What's more, the idiocy of the new policy is that it even reduced the effectiveness of our detection of other known threats, because it makes everyone remove their shoes and run them through the X-Ray machine, in addition to getting rid of liquids. Previously, if one wanted to avoid removing one's shoes, you could be very well assured they were not about to bomb anything as they would, by policy, have their shoes swabbed or be required to go through a walk-through machine.

Far better security would be to purchase more of the walk through machines and force everyone to go through them with their shoes and other non metallic personal effects. It would probably also help if they would reduce the sensitivity on the metal detectors back to something reasonable, so they would again detect knives and other weapons, but not the button holes on your shoes.

BTW, if we weren't so hung up about small amounts of CFCs, we could certainly install Halon systems on aircraft. Then if some asshat tried to set the plane on fire with lighter fluid, it wouldn't be a problem for more than a few seconds. Of course, you could also just have a human sniff any liquids prior to allowing them through the checkpoint and catch any flammable stuff, anyway. Funny thing has long been an obvious threat, yet we've managed to get away with allowing liquids on planes for the entirety of aviation history, and indeed still allow them on aircraft. As if airport employees make so much money a few could not be bribed.
posted by wierdo at 10:03 AM on June 19, 2007


Have you ever dumped out a full 16-24 oz. bottle?
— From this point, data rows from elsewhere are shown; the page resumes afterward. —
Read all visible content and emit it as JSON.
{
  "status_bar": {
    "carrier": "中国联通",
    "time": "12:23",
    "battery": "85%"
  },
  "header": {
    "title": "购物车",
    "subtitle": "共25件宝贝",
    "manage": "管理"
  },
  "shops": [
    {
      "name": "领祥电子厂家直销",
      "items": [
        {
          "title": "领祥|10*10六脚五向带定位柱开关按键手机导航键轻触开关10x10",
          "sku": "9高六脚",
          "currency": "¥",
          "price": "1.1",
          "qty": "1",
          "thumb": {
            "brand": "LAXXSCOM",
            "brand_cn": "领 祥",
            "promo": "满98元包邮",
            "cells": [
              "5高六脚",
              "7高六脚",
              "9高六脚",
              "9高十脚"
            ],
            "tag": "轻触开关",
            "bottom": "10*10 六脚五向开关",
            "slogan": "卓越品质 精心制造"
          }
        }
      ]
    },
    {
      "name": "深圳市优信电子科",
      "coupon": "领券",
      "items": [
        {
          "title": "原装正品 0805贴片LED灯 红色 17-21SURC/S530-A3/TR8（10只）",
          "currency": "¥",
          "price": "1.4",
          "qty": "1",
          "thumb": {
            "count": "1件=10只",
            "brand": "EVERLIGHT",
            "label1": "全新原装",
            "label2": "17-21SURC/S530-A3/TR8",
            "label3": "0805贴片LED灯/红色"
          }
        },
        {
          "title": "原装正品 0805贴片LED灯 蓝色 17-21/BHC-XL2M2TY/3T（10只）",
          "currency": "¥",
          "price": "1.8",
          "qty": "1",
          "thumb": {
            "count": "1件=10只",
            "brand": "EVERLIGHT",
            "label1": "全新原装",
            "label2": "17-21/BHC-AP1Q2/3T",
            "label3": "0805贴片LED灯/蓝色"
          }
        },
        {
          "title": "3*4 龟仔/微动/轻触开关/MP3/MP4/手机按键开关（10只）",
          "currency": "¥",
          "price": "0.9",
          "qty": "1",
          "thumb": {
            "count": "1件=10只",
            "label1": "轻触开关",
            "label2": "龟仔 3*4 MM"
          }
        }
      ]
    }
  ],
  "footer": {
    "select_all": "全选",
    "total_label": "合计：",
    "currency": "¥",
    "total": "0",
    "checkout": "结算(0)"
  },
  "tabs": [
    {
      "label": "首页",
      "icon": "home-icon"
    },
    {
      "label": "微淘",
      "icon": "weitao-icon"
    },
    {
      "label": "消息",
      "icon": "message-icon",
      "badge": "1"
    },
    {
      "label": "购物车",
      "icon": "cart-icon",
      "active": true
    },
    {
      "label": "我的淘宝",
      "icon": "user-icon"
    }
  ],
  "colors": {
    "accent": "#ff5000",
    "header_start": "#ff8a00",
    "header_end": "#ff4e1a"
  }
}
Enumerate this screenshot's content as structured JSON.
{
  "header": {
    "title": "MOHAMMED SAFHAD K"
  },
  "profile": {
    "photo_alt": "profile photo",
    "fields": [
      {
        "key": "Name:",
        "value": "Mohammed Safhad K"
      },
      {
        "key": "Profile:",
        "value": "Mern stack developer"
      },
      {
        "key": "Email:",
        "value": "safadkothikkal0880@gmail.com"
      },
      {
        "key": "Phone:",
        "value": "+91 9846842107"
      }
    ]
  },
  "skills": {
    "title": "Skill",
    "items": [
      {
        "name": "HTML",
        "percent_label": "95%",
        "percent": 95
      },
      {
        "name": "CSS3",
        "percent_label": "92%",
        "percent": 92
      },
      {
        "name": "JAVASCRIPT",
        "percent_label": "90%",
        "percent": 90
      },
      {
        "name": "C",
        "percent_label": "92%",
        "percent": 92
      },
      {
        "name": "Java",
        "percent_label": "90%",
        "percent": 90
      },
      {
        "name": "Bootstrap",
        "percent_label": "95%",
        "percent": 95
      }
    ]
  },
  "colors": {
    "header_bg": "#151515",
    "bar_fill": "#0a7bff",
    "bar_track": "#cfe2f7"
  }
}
aaronetc why are you arguing with me?

To belabor the point. Yes I have. And guess what? You absolutely CAN dump liquid out in a second or two by poking a hole in the other end with a pen. And you have the lighter already out. On a pressurized plane running at altitude you can't hear "glug glug glug." Especially given the number of people who where earphones. And you can't locate the source of fumes accurately. Also most people assume the fumes are from the plane itself.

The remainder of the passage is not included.